The analysis showed that the distribution of fluctuation within the neuronal network of the cerebellum on a scale of 1 micrometer to 0.1 millimeter follows the same progression as the distribution of matter in the cosmic web, but on a larger scale ranging from 5 million to 500 millions of light years.
Spiral galaxy NGC 5728 (credits: ESA/Hubble, A. Riess et al., J. Greene)
By comparing the energy spectra of other complex systems, including images of tree branches, clouds and water turbulence, the researchers could not match the pair: neurons and the universe. However, the power spectra do not give any indication of the complexity of the systems. To do this, the scientists researched the networks of both systems, comparing the average number of connections per nodes and how those nodes were grouped together.
Again, patterns were identified with unexpected agreement. Leading them to believe that connectivity within the two networks is likely to follow similar physical principles, despite the striking and obvious difference between the physical powers that regulate galaxies and neurons. It’s fascinating that the cosmic web of our visible universe can have so much in common with the network of neurons in your brain, or that the complex network of neurons in your skull makes a better match with the cosmic web than the individual cells of the brain. brain. However, these similarities only emerge when researchers compare a specific scale of each system.

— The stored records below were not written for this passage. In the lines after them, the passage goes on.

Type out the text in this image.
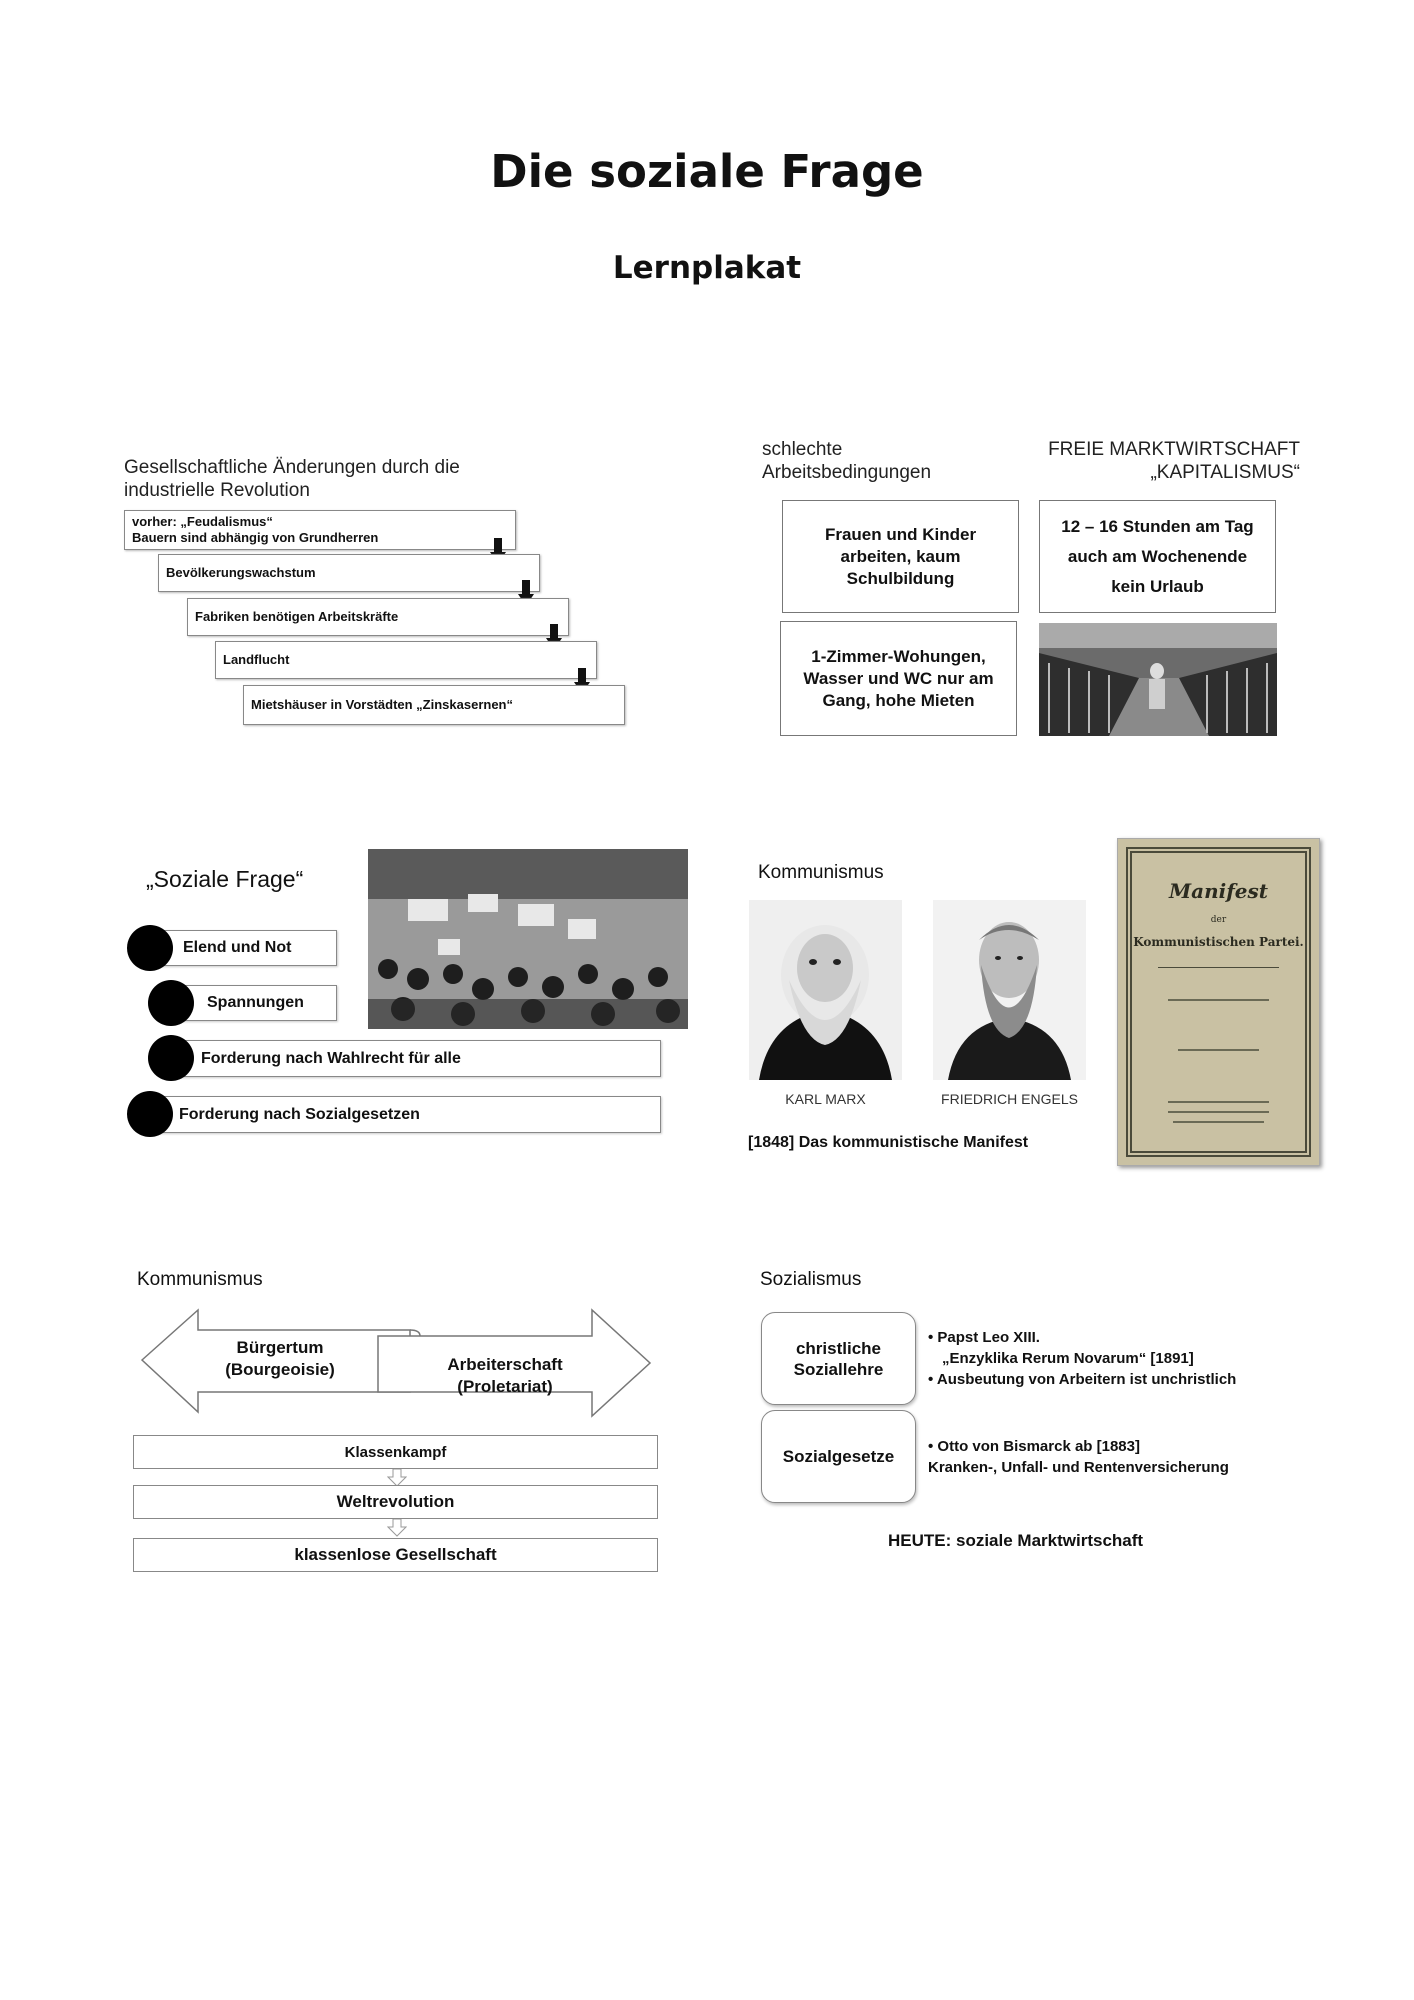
Die soziale Frage
Lernplakat
Gesellschaftliche Änderungen durch die industrielle Revolution
vorher: „Feudalismus“
Bauern sind abhängig von Grundherren
Bevölkerungswachstum
Fabriken benötigen Arbeitskräfte
Landflucht
Mietshäuser in Vorstädten „Zinskasernen“
schlechte Arbeitsbedingungen
FREIE MARKTWIRTSCHAFT
„KAPITALISMUS“
Frauen und Kinder arbeiten, kaum Schulbildung
1-Zimmer-Wohungen, Wasser und WC nur am Gang, hohe Mieten
12 – 16 Stunden am Tag
auch am Wochenende
kein Urlaub
„Soziale Frage“
Elend und Not
Spannungen
Forderung nach Wahlrecht für alle
Forderung nach Sozialgesetzen
Kommunismus
KARL MARX	FRIEDRICH ENGELS
[1848] Das kommunistische Manifest
Manifest
der
Kommunistischen Partei.
Kommunismus
Bürgertum
(Bourgeoisie)	Arbeiterschaft
(Proletariat)
Klassenkampf
Weltrevolution
klassenlose Gesellschaft
Sozialismus
christliche Soziallehre
• Papst Leo XIII.
„Enzyklika Rerum Novarum“ [1891]
• Ausbeutung von Arbeitern ist unchristlich
Sozialgesetze
• Otto von Bismarck ab [1883]
Kranken-, Unfall- und Rentenversicherung
HEUTE: soziale Marktwirtschaft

This is important for comparing something infinite like the universe to your finite brain. Given that everything in our universe is operating by the same rules as physics, it’s not hard to imagine the thousands of changes that could come in the future.
Fabiano de Abreu Rodrigues, columnist of TechWorld, holds a doctorate and master’s degree in Health Sciences in the areas of Neuroscience and Psychology, specializing in Electrical Properties of Neurons (Harvard), programming in Python at USP and in Artificial Intelligence at IBM. He is a member of Mensa International, the association of the smartest people in the world, the Portuguese and Brazilian Society of Neuroscience and the European Federation of Neuroscience. He is director of the Center for Research and Analysis Heraclitus (CPAH), IPI Intel Technology and considered one of the leading national scientists for studies of intelligence and high IQ.